„Die Ölpreise werden explodieren“

Ölhändler Wiesmann rät allen Verbrauchern, sich sofort mit Heizöl einzudecken. Denn die Ölpreise werden kontinuierlich steigen. Schlechte Nachrichten auch für Autofahrer: Im August 2006 dürfte ein Liter Benzin mindestens 1,60 Euro kosten

INTERVIEW ULRIKE HERRMANN

taz: Herr Wiesmann, im August kostete Rohöl knapp 70 Dollar pro Barrel – damals haben Sie prognostiziert, dass der Preis im November auf 55 Dollar fällt. Das ist vergangene Woche passiert. Wie geht es weiter?

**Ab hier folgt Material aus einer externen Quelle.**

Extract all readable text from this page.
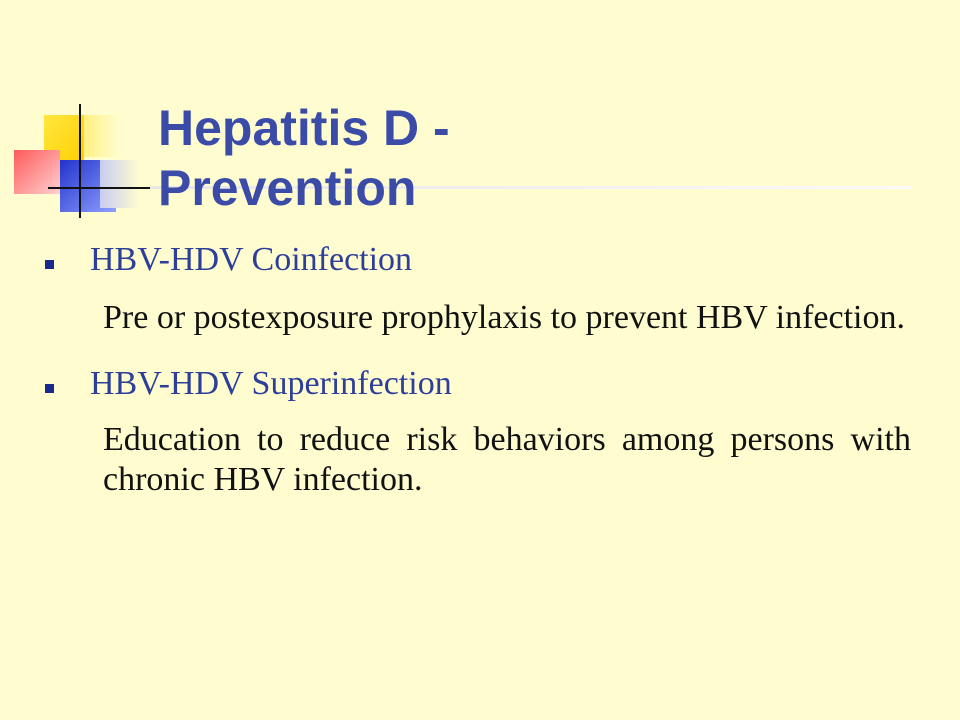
Hepatitis D - Prevention
HBV-HDV Coinfection

Pre or postexposure prophylaxis to prevent HBV infection.

HBV-HDV Superinfection

Education to reduce risk behaviors among persons with chronic HBV infection.
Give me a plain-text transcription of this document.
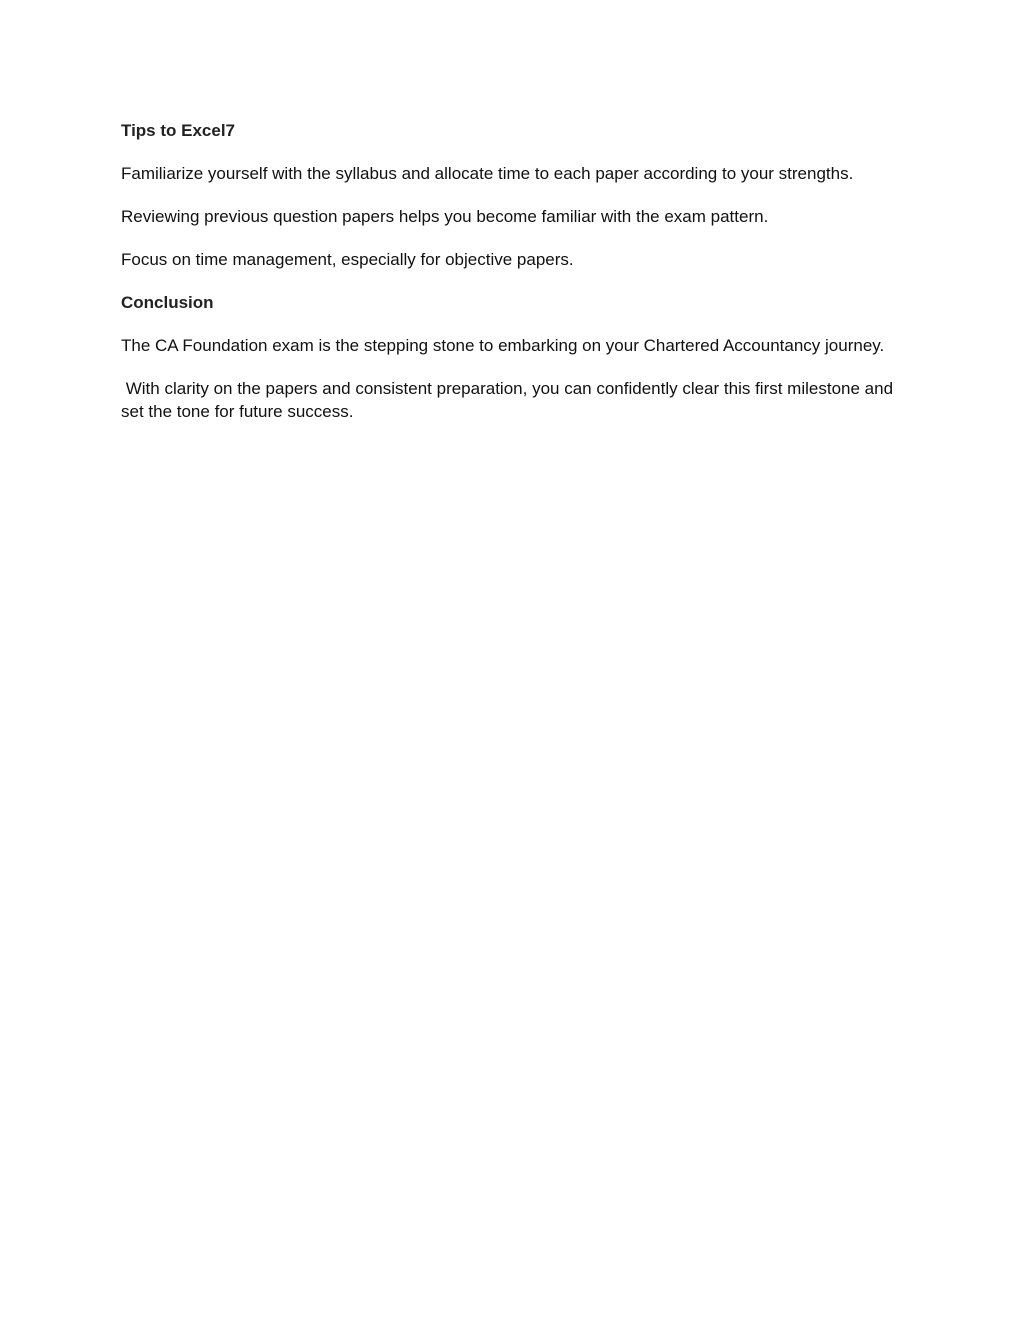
Tips to Excel7

Familiarize yourself with the syllabus and allocate time to each paper according to your strengths.

Reviewing previous question papers helps you become familiar with the exam pattern.

Focus on time management, especially for objective papers.

Conclusion

The CA Foundation exam is the stepping stone to embarking on your Chartered Accountancy journey.

With clarity on the papers and consistent preparation, you can confidently clear this first milestone and set the tone for future success.
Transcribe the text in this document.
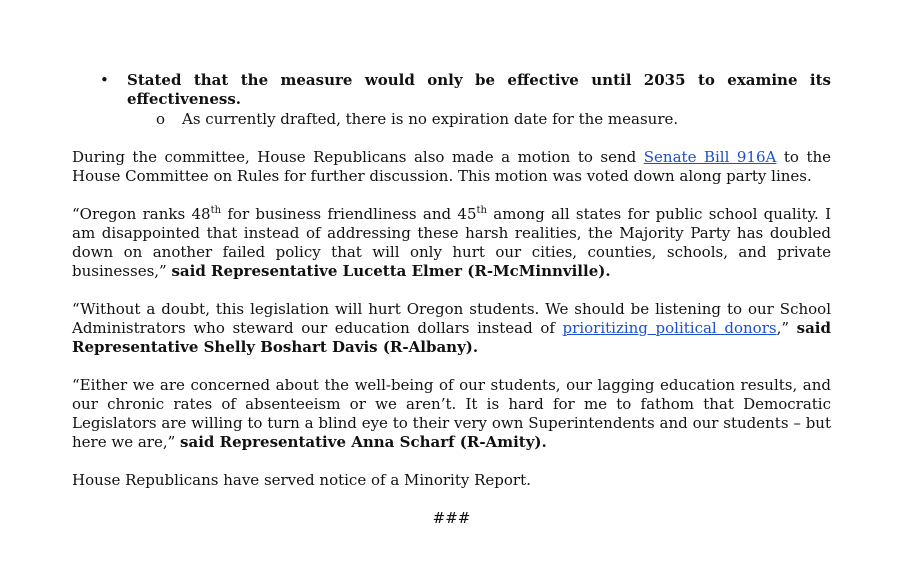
• Stated that the measure would only be effective until 2035 to examine its effectiveness.
o As currently drafted, there is no expiration date for the measure.

During the committee, House Republicans also made a motion to send Senate Bill 916A to the House Committee on Rules for further discussion. This motion was voted down along party lines.

“Oregon ranks 48th for business friendliness and 45th among all states for public school quality. I am disappointed that instead of addressing these harsh realities, the Majority Party has doubled down on another failed policy that will only hurt our cities, counties, schools, and private businesses,” said Representative Lucetta Elmer (R-McMinnville).

“Without a doubt, this legislation will hurt Oregon students. We should be listening to our School Administrators who steward our education dollars instead of prioritizing political donors,” said Representative Shelly Boshart Davis (R-Albany).

“Either we are concerned about the well-being of our students, our lagging education results, and our chronic rates of absenteeism or we aren’t. It is hard for me to fathom that Democratic Legislators are willing to turn a blind eye to their very own Superintendents and our students – but here we are,” said Representative Anna Scharf (R-Amity).

House Republicans have served notice of a Minority Report.

###
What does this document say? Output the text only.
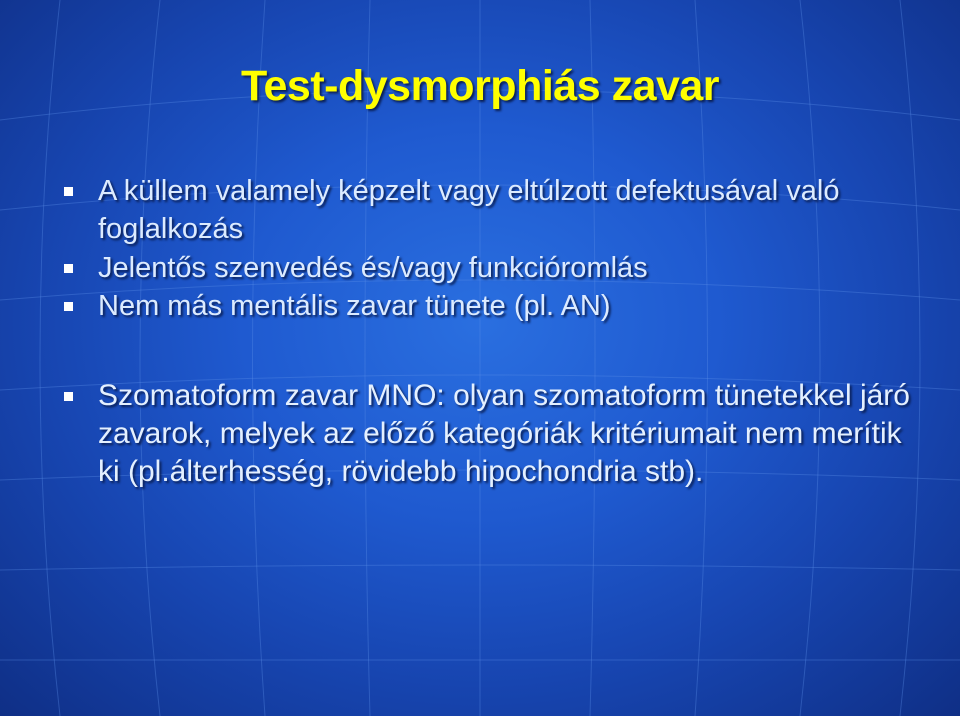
Test-dysmorphiás zavar
A küllem valamely képzelt vagy eltúlzott defektusával való foglalkozás
Jelentős szenvedés és/vagy funkcióromlás
Nem más mentális zavar tünete (pl. AN)
Szomatoform zavar MNO: olyan szomatoform tünetekkel járó zavarok, melyek az előző kategóriák kritériumait nem merítik ki (pl.álterhesség, rövidebb hipochondria stb).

Otto Wiesmann: Die Ölpreise werden explodieren!

So plötzlich?

Bis Januar wird der Preis wieder auf 60 bis 65 Dollar steigen, vielleicht auch auf 70 Dollar.

Was raten Sie Verbrauchern?

Sie sollten nicht spekulieren. Wer noch Heizöl braucht, sollte sich sofort eindecken. Jetzt liegt der Literpreis bei 53 Cent, aber er kann schnell auf 70 Cent steigen.

Wieso sind Sie sich so sicher?

Es wird aber ein bisschen kompliziert für Laien.

Versuchen Sie es.

Also gut. Die meisten Spekulanten haben auf „Short“ gesetzt – also auf fallende Kurse. Wenn in den nächsten zwei Monaten abgerechnet wird, dann müssen die Spekulanten Öl zu diesen niedrigen Kursen liefern. Jetzt steigen die Ölpreise aber. Am Freitag lag der Kurs bei 59 Dollar. Also haben die Spekulanten Angst, die Ölpreise könnten weiter anziehen – dann würden sie riesige Verluste machen. Also sichern sie sich jetzt durch weitere Termingeschäfte ab, in denen sie auf „Long“ setzen und auf höhere Kurse spekulieren. Dieses Herdenverhalten führt automatisch zu Kurszyklen.

Ist das nicht vorherzusehen?

Doch. Letztes Jahr lief der Zyklus genauso. Damals war der Tiefpunkt beim Ölpreis am 6. Dezember erreicht – allerdings bei knapp 40 Dollar und nicht wie jetzt bei 55 Dollar. Auch wenn die Kurse schwanken: Langfristig steigen die Ölpreise.

Wieso sehen sich nicht alle Spekulanten die Zyklen vom vergangenen Jahr an?

Weil viele Amateure auf dem Ölmarkt aktiv sind. Dazu gehören auch Banken. Ohne sie könnte man kaum Gewinne machen.

Was haben die „Amateure“ diesmal falsch gemacht?

Sie vertrauten darauf, dass die Hurrikan-Saison vorbei ist und die Ölförderung im Golf von Mexiko wieder steigt.

Das stimmt doch?

Aber die Nachfrage hat auch zugelegt, vor allem in Indien und China. Die Opec fördert täglich fünf Millionen Barrel mehr Öl als vor zwei Jahren – trotzdem sind die Höchstpreise von 35 auf 70 Dollar pro Barrel gestiegen.

Wo sind die Preise 2006?

Nach dem Hoch im Januar werden die Preise kontinuierlich weiter anziehen. Im nächsten August dürften sie bei 89 Dollar liegen. An der Zapfsäule kostet Benzin dann 1,60 bis 1,70 Euro.

Warum so pessimistisch?

Die Ölförderung geht weltweit zurück. Allein in Großbritannien wurde in diesem Jahr 25 Prozent weniger Öl und Gas gefördert. Das muss man sich mal vorstellen: Das Ölland Großbritannien hat im August Öl eingeführt!